Tumor doubling time = 1.5 days. Median tumor weight at the start of treatment = 217-235 mg. Median time to reach 1000 mg in the control group = 13.6 days. Treatment time: combination and sorafenib alone = 12 days, AVE8062 alone = 5 days.

Formulation: AVE8062 with 0.9% NaCl; Sorafenib = 12.5% ethanol in water, 12.5% PS80, 75% 5% glucose.

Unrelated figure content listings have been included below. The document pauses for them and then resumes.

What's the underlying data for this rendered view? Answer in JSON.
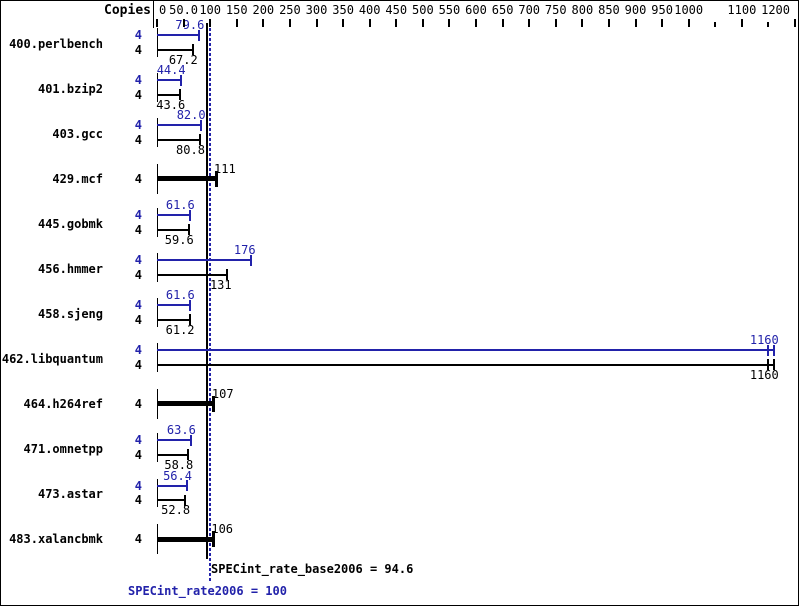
{
  "header": {
    "copies_label": "Copies"
  },
  "footer": {
    "base_result": "SPECint_rate_base2006 = 94.6",
    "peak_result": "SPECint_rate2006 = 100"
  },
  "colors": {
    "peak": "#2222aa",
    "base": "#000000",
    "background": "#ffffff"
  },
  "chart_data": {
    "type": "bar",
    "orientation": "horizontal",
    "title": "",
    "xlabel": "",
    "ylabel": "Copies",
    "xlim": [
      0,
      1200
    ],
    "grid": false,
    "axis_ticks": [
      {
        "value": 0,
        "label": "0"
      },
      {
        "value": 50,
        "label": "50.0"
      },
      {
        "value": 100,
        "label": "100"
      },
      {
        "value": 150,
        "label": "150"
      },
      {
        "value": 200,
        "label": "200"
      },
      {
        "value": 250,
        "label": "250"
      },
      {
        "value": 300,
        "label": "300"
      },
      {
        "value": 350,
        "label": "350"
      },
      {
        "value": 400,
        "label": "400"
      },
      {
        "value": 450,
        "label": "450"
      },
      {
        "value": 500,
        "label": "500"
      },
      {
        "value": 550,
        "label": "550"
      },
      {
        "value": 600,
        "label": "600"
      },
      {
        "value": 650,
        "label": "650"
      },
      {
        "value": 700,
        "label": "700"
      },
      {
        "value": 750,
        "label": "750"
      },
      {
        "value": 800,
        "label": "800"
      },
      {
        "value": 850,
        "label": "850"
      },
      {
        "value": 900,
        "label": "900"
      },
      {
        "value": 950,
        "label": "950"
      },
      {
        "value": 1000,
        "label": "1000"
      },
      {
        "value": 1050,
        "label": ""
      },
      {
        "value": 1100,
        "label": "1100"
      },
      {
        "value": 1150,
        "label": ""
      },
      {
        "value": 1200,
        "label": "1200"
      }
    ],
    "benchmarks": [
      {
        "name": "400.perlbench",
        "copies": 4,
        "bars": "pair",
        "peak": 79.6,
        "peak_label": "79.6",
        "base": 67.2,
        "base_label": "67.2"
      },
      {
        "name": "401.bzip2",
        "copies": 4,
        "bars": "pair",
        "peak": 44.4,
        "peak_label": "44.4",
        "base": 43.6,
        "base_label": "43.6"
      },
      {
        "name": "403.gcc",
        "copies": 4,
        "bars": "pair",
        "peak": 82.0,
        "peak_label": "82.0",
        "base": 80.8,
        "base_label": "80.8"
      },
      {
        "name": "429.mcf",
        "copies": 4,
        "bars": "single",
        "base": 111,
        "base_label": "111"
      },
      {
        "name": "445.gobmk",
        "copies": 4,
        "bars": "pair",
        "peak": 61.6,
        "peak_label": "61.6",
        "base": 59.6,
        "base_label": "59.6"
      },
      {
        "name": "456.hmmer",
        "copies": 4,
        "bars": "pair",
        "peak": 176,
        "peak_label": "176",
        "base": 131,
        "base_label": "131"
      },
      {
        "name": "458.sjeng",
        "copies": 4,
        "bars": "pair",
        "peak": 61.6,
        "peak_label": "61.6",
        "base": 61.2,
        "base_label": "61.2"
      },
      {
        "name": "462.libquantum",
        "copies": 4,
        "bars": "pair",
        "peak": 1160,
        "peak_label": "1160",
        "base": 1160,
        "base_label": "1160",
        "end_marker": "double"
      },
      {
        "name": "464.h264ref",
        "copies": 4,
        "bars": "single",
        "base": 107,
        "base_label": "107"
      },
      {
        "name": "471.omnetpp",
        "copies": 4,
        "bars": "pair",
        "peak": 63.6,
        "peak_label": "63.6",
        "base": 58.8,
        "base_label": "58.8"
      },
      {
        "name": "473.astar",
        "copies": 4,
        "bars": "pair",
        "peak": 56.4,
        "peak_label": "56.4",
        "base": 52.8,
        "base_label": "52.8"
      },
      {
        "name": "483.xalancbmk",
        "copies": 4,
        "bars": "single",
        "base": 106,
        "base_label": "106"
      }
    ],
    "reference_lines": [
      {
        "name": "SPECint_rate_base2006",
        "value": 94.6,
        "style": "solid",
        "color": "#000000"
      },
      {
        "name": "SPECint_rate2006",
        "value": 100,
        "style": "dotted",
        "color": "#2222aa"
      }
    ]
  }
}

Abbreviations: HNTD = highest nontoxic dose, HDT = highest test dose, PR = partial regression, CR = complete regression.

Claims (11)

Formula is an anti-tumor agent, which may exist in base form or in salt form of a pharmaceutically acceptable acid:

AVE8062 and chemical formula:

An anti-tumor pharmaceutical combination comprising sorafenib. The combination of claim 1, comprising an effective amount of AVE8062 and an effective amount of sorafenib. The combination according to claim 1 or 2, wherein AVE8062 is in hydrochloride form and / or sorafenib is in tosylate form. The start of a cycle according to any one of claims 1 to 3, characterized in that AVE8062 is administered prior to the very first administration of sorafenib, rather than being administered at staggered and concurrently over time. A combination for administration to a patient during a cycle comprising administration of AVE8062 and multiple administrations of sorafenib. The combination of claim 4, wherein AVE8062 is administered on the same day as sorafenib with a time delay of 1 to 4 hours prior to the very first dose of sorafenib. The combination of claim 4, wherein AVE8062 is administered the day before the very first administration of sorafenib. The combination of claim 6, wherein the time delay between administration of AVE8062 and the very first administration of sorafenib is at least 24 hours. The combination according to claim 4, wherein the cycle is repeated and the interval between two administrations of AVE8062 is in the range of 1 to 4 weeks. The combination of any one of claims 1 to 8, wherein AVE8062 is administered parenterally and / or sorafenib is administered orally. 10. The combination according to claim 1, for the treatment of solid tumors, more particularly sarcomas, lung cancers, ovarian cancers, kidney cancers or liver cancers. Use of AVE8062 and sorafenib for the preparation of an anti-tumor combination as described in any one of claims 1 to 10.